We analyzed the results of epidemiologic studies of infection caused by ESBL-producing Enterobacteriaceae in nonhospitalized patients from 6 centers in Europe, Asia, and North America. Risk factors for infection with an ESBL-producing organism were identified by univariate and multivariate analyses.

RESULTS

A total of 983 patient-specific isolates were reviewed (890 [90.5%] of which were Escherichia coli, 68 [6.9%] of which were Klebsiella species, and 25 [2.5%] of which were Proteus mirabilis); 339 [34.5%] of the isolates produced ESBLs. CTX-M types were the most frequent ESBLs (accounting for 65%). Rates of co-resistance to ciprofloxacin among ESBL-producing isolates were high (>70%), but significant variation was seen among centers with respect to rates of resistance to gentamicin, amoxicillin-clavulanate, and trimethoprim-sulfamethoxazole. Similar risk factors for infection with an ESBL-producing organism were found in the different participating centers. Significant risk factors, identified by multivariate analysis, were recent antibiotic use, residence in a long-term care facility, recent hospitalization, age 65 years, and male sex (area under the receiver-operator characteristic [ROC] curve, 0.80).

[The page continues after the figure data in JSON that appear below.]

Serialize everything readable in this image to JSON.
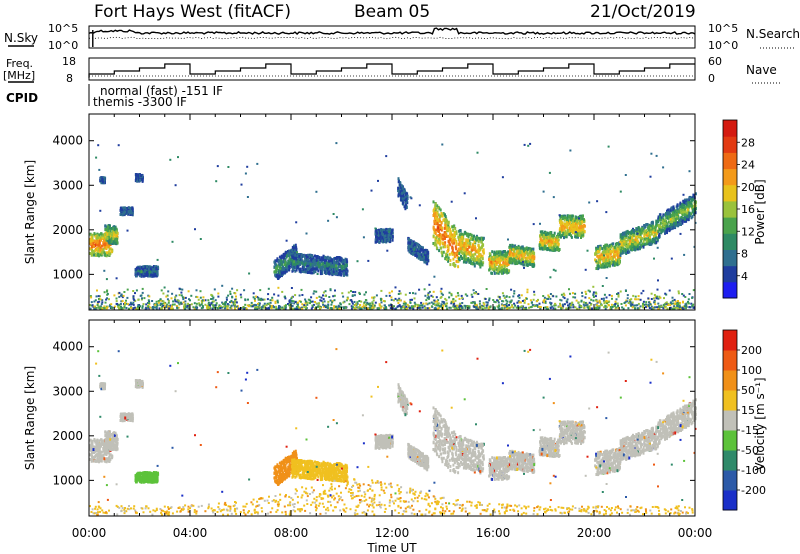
{
  "header": {
    "station": "Fort Hays West (fitACF)",
    "beam": "Beam 05",
    "date": "21/Oct/2019"
  },
  "noise_panel": {
    "left_label": "N.Sky",
    "right_label": "N.Search",
    "ticks_left": [
      "10^5",
      "10^0"
    ],
    "ticks_right": [
      "10^5",
      "10^0"
    ]
  },
  "freq_panel": {
    "left_label_1": "Freq.",
    "left_label_2": "[MHz]",
    "right_label": "Nave",
    "ticks_left": [
      "18",
      "8"
    ],
    "ticks_right": [
      "60",
      "0"
    ],
    "cpid_label": "CPID",
    "cpid_lines": [
      "normal (fast) -151 IF",
      "themis -3300 IF"
    ]
  },
  "chart_data": [
    {
      "type": "heatmap",
      "panel": "power",
      "ylabel": "Slant Range [km]",
      "ylim": [
        200,
        4600
      ],
      "y_ticks": [
        1000,
        2000,
        3000,
        4000
      ],
      "x_ticks": [
        "00:00",
        "04:00",
        "08:00",
        "12:00",
        "16:00",
        "20:00",
        "00:00"
      ],
      "colorbar_label": "Power [dB]",
      "colorbar_ticks": [
        "4",
        "8",
        "12",
        "16",
        "20",
        "24",
        "28"
      ],
      "colorbar_colors": [
        "#1e1ef0",
        "#1f3d9e",
        "#2f6f8f",
        "#2e8a64",
        "#4aa34c",
        "#9ac23c",
        "#e8c21c",
        "#f39a1a",
        "#ee6a14",
        "#e23a12",
        "#d41a10"
      ]
    },
    {
      "type": "heatmap",
      "panel": "velocity",
      "ylabel": "Slant Range [km]",
      "ylim": [
        200,
        4600
      ],
      "y_ticks": [
        1000,
        2000,
        3000,
        4000
      ],
      "x_ticks": [
        "00:00",
        "04:00",
        "08:00",
        "12:00",
        "16:00",
        "20:00",
        "00:00"
      ],
      "xlabel": "Time UT",
      "colorbar_label": "Velocity [m s⁻¹]",
      "colorbar_ticks": [
        "200",
        "100",
        "50",
        "15",
        "-15",
        "-50",
        "-100",
        "-200"
      ],
      "colorbar_colors": [
        "#1a2fc8",
        "#2c5aa8",
        "#2f8a6a",
        "#5cc23a",
        "#c0c0b8",
        "#f0c020",
        "#f09018",
        "#ee5a14",
        "#e02010"
      ]
    }
  ]
}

However, 34% of ESBL-producing isolates (115 of 336 isolates) were obtained from patients with no recent health care contact; the area under the ROC curve for the multivariate model for this group of patients was only 0.70, which indicated poorer predictive value.

CONCLUSIONS

Community-acquired ESBL-producing Enterobacteriaceae are now prevalent worldwide, necessitating international collaboration. Novel approaches are required to adequately address issues such as empirical treatment for severe community-acquired infection and infection control.

摘要

背景

产超广谱β-内酰胺酶(ESBL)肠杆菌科细菌引起的感染日益增多,且与高死亡率相关。社区中CTX-M型ESBL的传播尤为令人担忧,因为这可能会使标准感染控制措施变得复杂。

方法

我们分析了来自欧洲、亚洲和北美的6个中心的非住院患者中产ESBL肠杆菌科细菌感染的流行病学研究结果。通过单因素和多因素分析确定产ESBL生物体感染的危险因素。

结果

共审查了983株患者特异性分离株(其中890株[90.5%]为大肠埃希菌,68株[6.9%]为克雷伯菌属,25株[2.5%]为奇异变形杆菌);339株[34.5%]分离株产ESBL。CTX-M型是最常见的ESBL(占65%)。产ESBL分离株对环丙沙星的共耐药率很高(>70%),但各中心对庆大霉素、阿莫西林-克拉维酸和甲氧苄啶-磺胺甲恶唑的耐药率存在显著差异。不同参与中心发现了产ESBL生物体感染的类似危险因素。多因素分析确定的显著危险因素为近期使用抗生素、居住在长期护理机构、近期住院、年龄≥65岁和男性(受试者工作特征[ROC]曲线下面积,0.80)。然而,34%的产ESBL分离株(336株中的115株)来自近期无医疗接触的患者;该组患者多因素模型的ROC曲线下面积仅为0.70,这表明预测价值较差。

结论

社区获得性产ESBL肠杆菌科细菌目前在全球普遍存在,需要国际合作。需要新的方法来充分解决诸如严重社区获得性感染的经验性治疗和感染控制等问题。